A pauta proposta pela UERJ já foi liberada pelo ministro relator do Supremo Luís Roberto Barroso. Ainda não há data para votação em plenário, mas, segundo Sarmento, se Temer for de fato cassado, o assunto deve ganhar urgência.
A ameaça do norte
Além das delações, malas de dinheiro, de todos os amigos, ministros e apoiadores processados, presos, e flagrados nas mais tenebrosas transações, Temer ganhou mais um motivo para não dormir à noite. A cassação do mandato do governador do Amazonas, José Melo (Pros), e de seu vice, Henrique Oliveira (SD), por compra de votos.
O processo foi aberto a pedido da chapa derrotada, depois que uma assessora de Melo foi flagrada no comitê de campanha com mais de R$ 7 mil em dinheiro, além de uma planilha com o nome dos eleitores e o montante a ser destinado a cada um. O Tribunal Regional Eleitoral (TRE) determinou a cassação, mas o governador, claro, disse que não sabia de nada, não tinha nada com aquilo, não podia ser responsabilizado pela ação de seus assessores e recorreu ao TSE.

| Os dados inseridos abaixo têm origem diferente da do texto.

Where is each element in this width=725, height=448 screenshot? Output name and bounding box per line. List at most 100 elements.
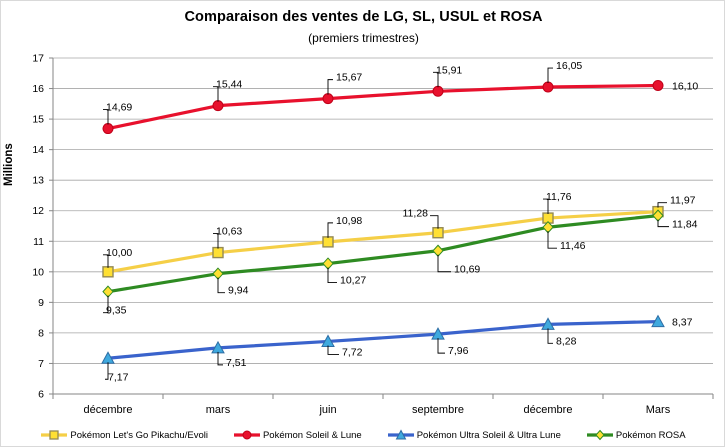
legend-marker-icon: [233, 430, 260, 440]
label-leader-line: [547, 328, 553, 344]
legend-marker-icon: [41, 430, 68, 440]
series-3: 9,35 9,94 10,27 10,69 11,46 11,84: [102, 209, 698, 317]
data-point-marker: [212, 267, 224, 280]
label-leader-line: [437, 338, 445, 354]
y-tick-label: 13: [32, 175, 44, 187]
chart-legend: Pokémon Let's Go Pikachu/Evoli Pokémon So…: [1, 429, 725, 441]
label-leader-line: [327, 345, 339, 355]
y-tick-label: 16: [32, 83, 44, 95]
legend-label: Pokémon Soleil & Lune: [262, 429, 362, 441]
data-point-label: 15,91: [436, 64, 462, 76]
legend-label: Pokémon ROSA: [615, 429, 686, 441]
data-point-marker: [432, 85, 444, 97]
legend-item-0[interactable]: Pokémon Let's Go Pikachu/Evoli: [41, 429, 208, 441]
data-point-label: 8,28: [556, 335, 577, 347]
label-leader-line: [103, 295, 109, 314]
data-point-label: 8,37: [672, 317, 693, 329]
y-tick-label: 9: [38, 297, 44, 309]
legend-label: Pokémon Let's Go Pikachu/Evoli: [70, 429, 208, 441]
x-tick-label: juin: [318, 404, 336, 416]
label-leader-line: [213, 233, 219, 249]
data-point-label: 10,00: [106, 247, 132, 259]
label-leader-line: [327, 267, 337, 284]
series-line: [106, 210, 660, 274]
data-point-label: 7,96: [448, 345, 469, 357]
label-leader-line: [657, 219, 669, 228]
data-point-marker: [212, 100, 224, 112]
data-point-marker: [102, 123, 114, 135]
series-0: 10,00 10,63 10,98 11,28 11,76 11,97: [102, 191, 696, 278]
x-tick-label: Mars: [646, 404, 671, 416]
legend-label: Pokémon Ultra Soleil & Ultra Lune: [416, 429, 561, 441]
data-point-label: 7,72: [342, 346, 363, 358]
data-point-label: 14,69: [106, 102, 132, 114]
data-point-label: 7,17: [108, 371, 129, 383]
label-leader-line: [213, 86, 219, 102]
label-leader-line: [327, 79, 333, 95]
y-tick-label: 10: [32, 266, 44, 278]
series-2: 7,17 7,51 7,72 7,96 8,28 8,37: [101, 314, 693, 383]
legend-item-2[interactable]: Pokémon Ultra Soleil & Ultra Lune: [387, 429, 561, 441]
y-tick-label: 7: [38, 358, 44, 370]
label-leader-line: [433, 71, 439, 88]
data-point-label: 11,46: [560, 240, 586, 252]
y-tick-label: 8: [38, 327, 44, 339]
data-point-label: 15,44: [216, 79, 242, 91]
data-point-label: 11,28: [403, 208, 429, 220]
data-point-marker: [102, 285, 114, 298]
label-leader-line: [103, 109, 109, 125]
label-leader-line: [217, 277, 225, 294]
label-leader-line: [543, 198, 549, 215]
series-line: [106, 214, 660, 294]
label-leader-line: [327, 222, 333, 238]
y-tick-label: 6: [38, 389, 44, 401]
data-point-label: 9,35: [106, 305, 127, 317]
label-leader-line: [437, 254, 451, 273]
y-tick-label: 14: [32, 144, 44, 156]
data-point-label: 10,27: [340, 275, 366, 287]
data-point-marker: [432, 227, 444, 239]
x-tick-label: septembre: [412, 404, 464, 416]
label-leader-line: [547, 67, 553, 84]
data-point-marker: [102, 266, 114, 278]
label-leader-line: [430, 215, 439, 229]
x-tick-label: décembre: [84, 404, 133, 416]
data-point-marker: [322, 236, 334, 248]
chart-title: Comparaison des ventes de LG, SL, USUL e…: [184, 9, 543, 25]
data-point-label: 11,76: [546, 191, 572, 203]
data-point-label: 15,67: [336, 72, 362, 84]
data-point-label: 10,69: [454, 264, 480, 276]
data-point-label: 16,10: [672, 80, 698, 92]
series-line: [106, 83, 660, 131]
label-leader-line: [105, 362, 109, 380]
legend-item-3[interactable]: Pokémon ROSA: [586, 429, 686, 441]
legend-marker-icon: [586, 429, 613, 441]
data-point-marker: [322, 257, 334, 270]
data-point-label: 11,84: [672, 219, 698, 231]
data-point-label: 7,51: [226, 357, 247, 369]
x-tick-label: mars: [206, 404, 231, 416]
data-point-marker: [652, 79, 664, 91]
series-line: [106, 320, 660, 360]
legend-marker-icon: [387, 429, 414, 440]
data-point-marker: [542, 81, 554, 93]
y-tick-label: 15: [32, 114, 44, 126]
data-point-label: 10,98: [336, 215, 362, 227]
y-tick-label: 17: [32, 53, 44, 65]
label-leader-line: [547, 231, 557, 249]
y-tick-label: 12: [32, 205, 44, 217]
label-leader-line: [657, 202, 667, 208]
chart-subtitle: (premiers trimestres): [308, 31, 419, 45]
data-point-label: 9,94: [228, 285, 249, 297]
x-tick-label: décembre: [524, 404, 573, 416]
data-point-label: 11,97: [670, 195, 696, 207]
series-1: 14,69 15,44 15,67 15,91 16,05 16,10: [102, 60, 698, 135]
legend-item-1[interactable]: Pokémon Soleil & Lune: [233, 429, 362, 441]
data-point-marker: [432, 244, 444, 257]
label-leader-line: [217, 351, 223, 366]
data-point-label: 16,05: [556, 60, 582, 72]
y-tick-label: 11: [33, 236, 44, 248]
data-point-label: 10,63: [216, 226, 242, 238]
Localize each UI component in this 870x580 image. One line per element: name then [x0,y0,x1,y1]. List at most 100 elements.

A estratégia não colou. O TSE confirmou a decisão da primeira instância por 5 votos a 2. Determinou que a dupla fosse afastada, que o presidente da assembleia assumisse o governo (o que ocorreu no último dia 9) e que fossem realizadas novas eleições (o que ocorrerá no dia 6 de agosto).
Dado importante: dos dois votos contrários à cassação, um foi de Admar Gonzaga, o primeiro ministro indicado por Temer para o TSE; outro foi de Luciana Lóssio, recentemente substituída pelo segundo magistrado indicado pelo Conde. Ou seja, os cinco magistrados que votaram pela cassação e pelas eleições diretas continuam no TSE.
Bom, então a cassação do presidente e as eleições diretas são uma barbada, certo? Não exatamente. O fato de o TSE confirmar a cassação de governador e vice, de fato, é um indicativo importante de que ele poderia agir da mesma forma no caso de Dilma-Temer. Já na questão diretas ou indiretas, a coisa não é automática.
Porque, como a Constituição não fala nada sobre a vacância nos cargos de governador e vice, a decisão referente ao Amazonas foi baseada no texto do Código Eleitoral, que determina novas eleições até seis meses antes do fim dos mandatos cassados. Voltamos, portanto, ao conflito narrado lá em cima, e ao suspense e à incerteza que já parecem inerentes à política nacional e que devem ficar no horizonte por um bom tempo ainda.
Afinal, há que se considerar a possibilidade, já aventada pelo boquirroto ministro Gilmar Mendes de um pedido de vista que protele a coisa sabe-se lá até quando. E mesmo na improvável hipótese de o processo correr com celeridade e de Temer ser cassado, cabem recursos diversos, que podem permitir uma vida longa à zumbilândia republicana.